It was awkward at first, but Rumman Rahman eventually got used to appreciative older women tousling his hair and wishing him long life during a student-led aid project in rural Bangladesh last fall.

Admitting he couldn’t help everybody in the desperately poor village of Khukshia was another matter.

Working on a shoestring $8,000 budget, just enough to construct eight wells and eight sanitary toilets, the University of Waterloo civil engineering student regularly had to turn down other area residents who came to him with the same pressing needs.

“It was heartbreaking because we couldn’t do it,” says Rahman, 23, who grew up in Bangladesh but had never experienced such poverty first-hand. “They would talk about how they don’t have jobs, how their children are suffering with diseases because of the bad water.”

Six months later, as they work full-time to build on the success of the student project, Rahman and classmate Nirbhay Singh, pictured below, are motivated by both the satisfaction of significantly improving hundreds of lives and the frustration of not being able to do more.

Rumman Rahman (right) and Nirbhay Singh (left) standing in front of a building.

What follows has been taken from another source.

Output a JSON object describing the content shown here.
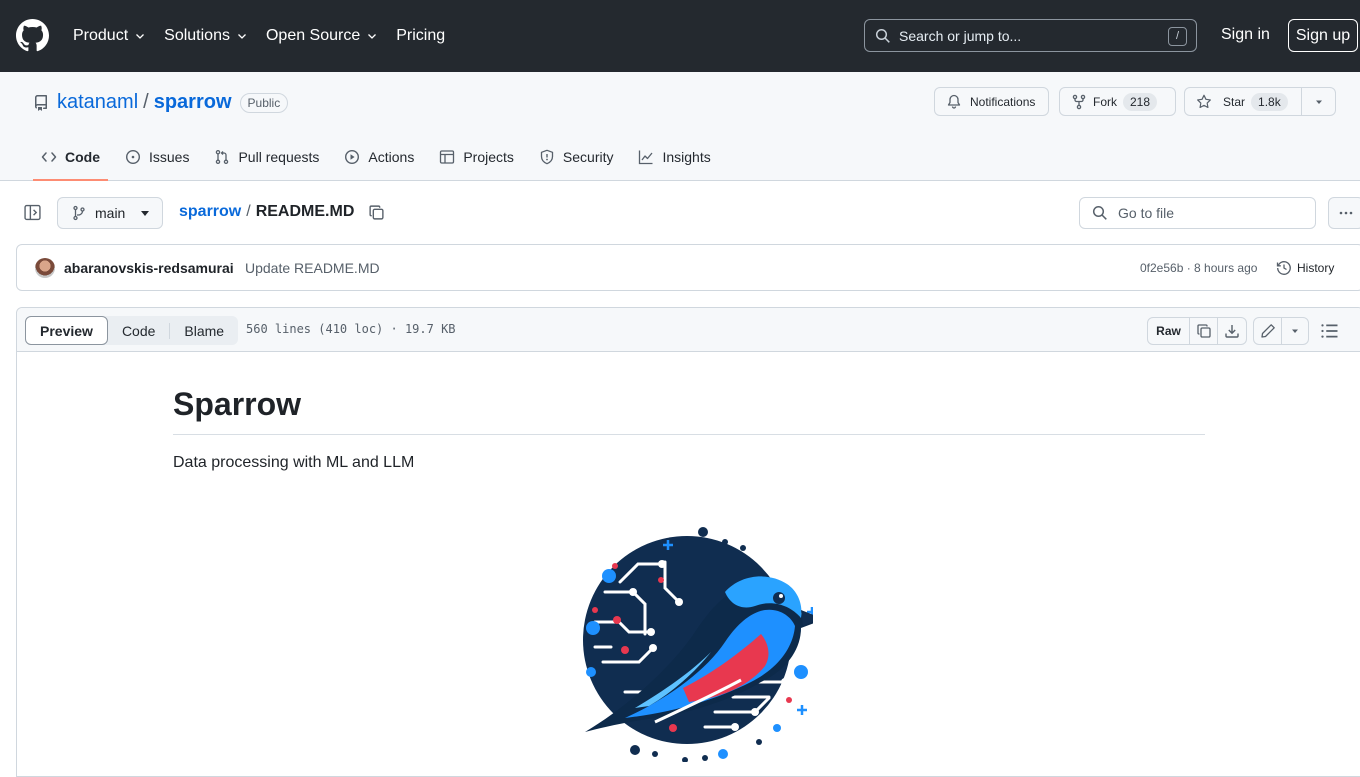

Instead of starting well-paid jobs after graduating June 17, they’re setting up Engineers For Hope as a not-for-profit organization at the Accelerator Centre and planning for another humanitarian aid project.

The four other founders of the original student group - Adnan Abu Atiya, Tariq Hasan, Shihab Saadeldeen and Youssef Zaki - will also remain involved with the social startup in various capacities.

 

"I’m still young, not a lot of pressure,” says Singh, 22, who came to Waterloo from India as an international student. “It’s a perfect time to take a risk and go all in on such a motivating project."

The initial effort goes back to the summer of 2015, when six engineering students with ties to developing countries came up with the idea to use their personal experiences, educations and Waterloo connections to make a real difference.

They created a student design team, lined up sponsors, sold donuts to raise funds and collaborated with Sjouk, a non-governmental organization in Bangladesh, on plans to build communal infrastructure in a village with no electricity, dirt roads, small sheds for housing and a chronic shortage of clean, safe drinking water.

After overcoming numerous hurdles, Rahman made it there last fall, spending four months overseeing construction for the group while traveling to the village from a nearby city on the back of a motorcycle.

Living conditions were eye-opening and the first lesson he learned is that even the best-laid construction plans have to be modified in the field to cater to local needs and preferences. Everything took longer than expected.

Still, wells with hand pumps and toilets with holding tanks were successfully built for use by more than half of the village’s 1,750 residents, most of whom have household incomes of less than $3.30 a day.

“I felt proud, to be honest,” says Rahman, who was followed around by excited children and welcomed into homes to drink cup after cup of coconut water traditionally reserved for special guests. “These people, they don’t have much, and the smallest, simplest things make them so happy.”

For their follow-up project, Rahman, Singh and the other founders want to take Engineers For Hope to rural India to do work involving water, sanitation and education. Their ambitious plans also include establishing overseas offices and chapters at other universities, both in Canada and internationally.

“This feeling is better than having a job,” Rahman says. “It’s the satisfaction that you can make a difference. Now that we have a platform to do so, we want to take full advantage of it.”